Here is Camp Clown where an army stands.

And I stood looking for terror and saw none – Lathy stood with a grin on his face - the circus is in town! – a cavalcade of lights with tripping, a clowning and jesting around – a carnival, a fiesta blaring – a harlequinade of colours apparent to the birth-right blind - a sawdust floor – a canvas roof and the towering pillars of wood, the supports to fall off of! – the dubious black and bankrupt white gone up the hooter suggesting to the ear and honking and currawing – a custard pie, clowns that fly like an elephant, some diligent cannon firing flailing arms and legs to a net made of buttons, a juggler juggling grenades with their pins out… so many sights, so many sights…

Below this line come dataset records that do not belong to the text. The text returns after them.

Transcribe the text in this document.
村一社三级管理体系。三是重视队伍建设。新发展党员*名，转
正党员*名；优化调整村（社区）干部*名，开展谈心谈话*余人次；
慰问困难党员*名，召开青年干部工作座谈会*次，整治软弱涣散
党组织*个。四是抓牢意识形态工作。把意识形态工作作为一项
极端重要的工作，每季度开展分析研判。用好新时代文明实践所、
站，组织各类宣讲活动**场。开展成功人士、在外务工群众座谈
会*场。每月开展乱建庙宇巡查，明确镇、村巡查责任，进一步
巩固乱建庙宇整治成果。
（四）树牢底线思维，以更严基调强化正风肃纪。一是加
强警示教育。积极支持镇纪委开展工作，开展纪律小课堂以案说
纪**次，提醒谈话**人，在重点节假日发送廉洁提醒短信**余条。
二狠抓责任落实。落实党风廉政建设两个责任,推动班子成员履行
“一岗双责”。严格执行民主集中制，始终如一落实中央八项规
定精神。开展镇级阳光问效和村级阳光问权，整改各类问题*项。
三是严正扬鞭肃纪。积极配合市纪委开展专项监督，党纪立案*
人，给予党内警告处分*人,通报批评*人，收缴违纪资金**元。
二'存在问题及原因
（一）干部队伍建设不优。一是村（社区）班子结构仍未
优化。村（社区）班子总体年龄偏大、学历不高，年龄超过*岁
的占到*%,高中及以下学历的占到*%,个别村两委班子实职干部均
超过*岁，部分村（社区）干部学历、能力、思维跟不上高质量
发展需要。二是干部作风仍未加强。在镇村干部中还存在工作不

Let’s count the clowns and their numbers ahead of us:
- a dirge of Pierrots, sad-cheeked as the evening sun and bathetically falling, stood eighteen strong on the left of the cavern;
- a looking glass of thirty Joeys on the right – red-cheeked and manic with hot codlins and gin set out and laid before them;
- thirty Buddys before us, all tumbled and joked and laughed at the spectacle;
- Finn the bright and fair times twenty;
- Gelsomina, dazzling white with hair of nylon straw, small hat with stripes, there stood fifty with trombones and eyes unwiped;
- Gorm the dark, the shining clown of some small violence, seventeen of these, an anapaest apparent;
- Uaine, bright green-haired knight and rubber axe carrier – there was only one of him, but he towered above the rest and glowered to hilarity from all;
- Donn the bumpkin, brown to grey – sixty-seven dressed in the countryway;
- Odor – brown, scatological fool, uncountable hordes of Caganer a-shitting;
- Corcair, the pirate, red as a beetroot, purple as a peach – fifteen of the first, forty-seven of each…
I stopped counting at the chaos ahead and smiled also – there were more, there were Ruads and Liaths and Flanns – seven Lachtnas milked a cow made of paper and plastic, but I could not record it as each new image came to view.

“Some fools
and comedy
are all the wide-world can handle!
I’m amazing at views
lit by candle!”


Lathy laughed, I laughed also – this is laughter, this is entertainment, we need no more – each body assuming a form already made and apparent as the anapaest already stated – who rates these clowns? themselves and no others – this is a world of contained self-indulgence that cares not that it is.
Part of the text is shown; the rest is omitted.